Graveyards and Gravestone Inscriptions
Many, but by no means, all Presbyterian meeting houses have adjoining burial grounds. Few of the inscriptions in graveyards surrounding Presbyterian churches pre-date 1800 and in fact the practise of burying within the grounds of Presbyterian churches does not seem to have happened until the late eighteenth century. The burial ground attached to Castlereagh Presbyterian church is unusual in having several memorials dating from the late eighteenth century.
If looking for the burial places of Presbyterian ancestors prior to the nineteenth century, the most obvious place to check will be the old parish graveyard, probably dating from the medieval period, and which may or may not have a functioning Church of Ireland church within its bounds. Even after burial grounds began to be laid out around Presbyterian meeting houses, the practise of interment in these older graveyards continued for some families.
It was not until the second half of the nineteenth century that Presbyterians were legally entitled to open a burial ground that did not adjoin one of their own meeting houses. The background to the opening of Balmoral Cemetery in 1855 was an incident in which a Church of Ireland minister obstructed a funeral being conducted by two Presbyterian ministers. One of the ministers involved, Rev. Joseph Mackenzie, secured the ground for the cemetery, and remained its owner, though it was managed by a board of trustees. Though the cemetery was never exclusively Presbyterian, it was predominantly so and was the only burial place of its kind in nineteenth-century Ulster.
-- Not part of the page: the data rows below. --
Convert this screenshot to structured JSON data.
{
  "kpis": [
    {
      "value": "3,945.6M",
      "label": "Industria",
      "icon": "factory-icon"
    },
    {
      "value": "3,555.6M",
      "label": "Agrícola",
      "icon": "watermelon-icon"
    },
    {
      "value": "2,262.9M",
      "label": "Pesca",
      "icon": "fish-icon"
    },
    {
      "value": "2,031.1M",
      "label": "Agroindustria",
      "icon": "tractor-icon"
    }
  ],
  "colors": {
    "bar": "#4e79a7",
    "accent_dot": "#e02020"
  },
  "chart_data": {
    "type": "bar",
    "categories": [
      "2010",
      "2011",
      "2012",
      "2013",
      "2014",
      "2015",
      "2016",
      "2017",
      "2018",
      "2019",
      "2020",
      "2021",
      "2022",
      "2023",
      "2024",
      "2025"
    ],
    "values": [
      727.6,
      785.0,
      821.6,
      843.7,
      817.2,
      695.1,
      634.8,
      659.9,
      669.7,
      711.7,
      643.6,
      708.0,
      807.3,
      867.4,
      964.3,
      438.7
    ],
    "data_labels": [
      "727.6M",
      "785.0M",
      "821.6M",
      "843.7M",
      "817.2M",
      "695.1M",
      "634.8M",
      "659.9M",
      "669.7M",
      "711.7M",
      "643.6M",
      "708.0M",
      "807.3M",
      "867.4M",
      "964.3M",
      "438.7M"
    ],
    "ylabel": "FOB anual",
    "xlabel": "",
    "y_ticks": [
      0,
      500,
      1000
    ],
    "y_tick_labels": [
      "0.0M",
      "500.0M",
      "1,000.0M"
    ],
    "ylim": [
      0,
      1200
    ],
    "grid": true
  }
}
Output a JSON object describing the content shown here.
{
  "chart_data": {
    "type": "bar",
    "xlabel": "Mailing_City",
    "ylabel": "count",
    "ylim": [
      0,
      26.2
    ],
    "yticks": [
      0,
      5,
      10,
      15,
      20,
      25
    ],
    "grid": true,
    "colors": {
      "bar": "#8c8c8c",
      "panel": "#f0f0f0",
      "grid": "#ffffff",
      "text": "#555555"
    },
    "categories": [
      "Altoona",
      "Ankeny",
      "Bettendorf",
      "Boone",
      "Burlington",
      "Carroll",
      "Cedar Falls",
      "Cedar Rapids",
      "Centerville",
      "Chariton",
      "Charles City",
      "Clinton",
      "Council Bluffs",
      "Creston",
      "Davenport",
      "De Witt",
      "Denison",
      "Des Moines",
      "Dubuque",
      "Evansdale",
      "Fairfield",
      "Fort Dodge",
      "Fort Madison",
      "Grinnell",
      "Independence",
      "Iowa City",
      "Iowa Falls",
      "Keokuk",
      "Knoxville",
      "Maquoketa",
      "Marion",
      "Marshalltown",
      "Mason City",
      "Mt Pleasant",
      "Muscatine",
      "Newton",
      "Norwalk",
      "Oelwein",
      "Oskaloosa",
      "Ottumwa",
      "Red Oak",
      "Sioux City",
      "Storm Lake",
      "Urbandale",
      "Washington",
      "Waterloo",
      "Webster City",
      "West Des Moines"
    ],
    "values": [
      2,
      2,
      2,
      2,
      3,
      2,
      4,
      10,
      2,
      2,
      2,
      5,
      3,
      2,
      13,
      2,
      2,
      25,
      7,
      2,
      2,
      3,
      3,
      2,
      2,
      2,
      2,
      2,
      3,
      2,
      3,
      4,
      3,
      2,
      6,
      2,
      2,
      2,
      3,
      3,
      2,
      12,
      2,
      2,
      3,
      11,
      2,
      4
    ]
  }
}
The inscriptions from many Presbyterian churchyards have been published in one form or another. The Ulster Historical Foundation has published the inscriptions from more than 50 Presbyterian churchyards in County Down as well as several more in County Antrim. A number of local historical societies have also been involved in transcribing and publishing gravestone inscriptions. Many inscriptions have been made available on the internet.